Я сразу спросил его о другом: «Виктор Михайлович, вы меня знаете, я вас знаю, скажите честно — кому и зачем понадобился весь этот спектакль? Что происходит?»

Чебриков спокойно, глядя мне в глаза, ответил: «Юрий Михайлович, ваш арест обсуждался на Политбюро». И довольно выразительно на меня посмотрел. Тут я все понял. Это Политбюро, а не Прокуратура СССР, решало, быть мне заключенным или не быть. Если мне не изменяет память, Чебриков сказал, что среди членов Политбюро даже было голосование по этому вопросу.

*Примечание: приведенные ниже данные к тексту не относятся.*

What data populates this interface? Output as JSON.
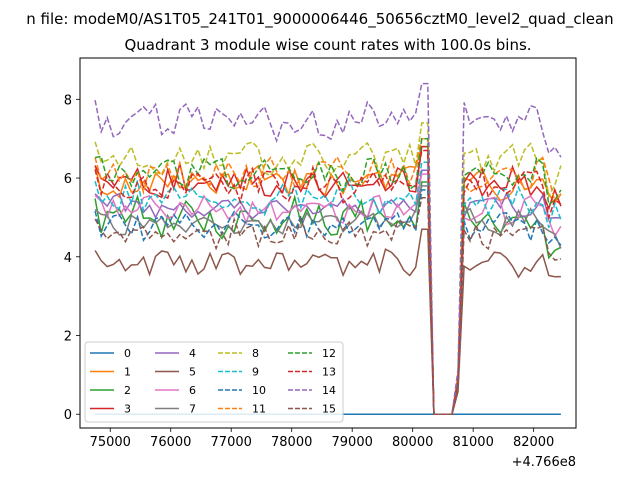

Вот когда я сломался. Стало ясно, что любое сопротивление не имеет смысла, ибо мой арест — это заранее спланированная политическая акция и что судить, собственно говоря, собираются не меня. Я оказался прав. Это был суд над Леонидом Ильичом Брежневым. Так подтверждалась «перестройка».

2

…В один из январских вечеров 1972 года я с товарищем приехал поужинать в Дом архитектора на улице Щусева. Пришли в ресторан, сели за столик, заказали, как помню, холодный ростбиф, салаты и бутылку вина. Не знаю как сейчас, но тогда в ресторане Дома архитектора был большой камин. И вот когда его разожгли, я заметил, что в глубине зала за двумя столиками, сдвинутыми вместе, сидит знакомая компания. Разумеется, мы с товарищем тут же подошли, поздоровались, присели; и нас познакомили с теми, кого мы не знали, и в том числе — с молодой, внешне интересной женщиной, которая представилась скромно и просто: «Галина». Я и понятия не имел, что это Галина Брежнева.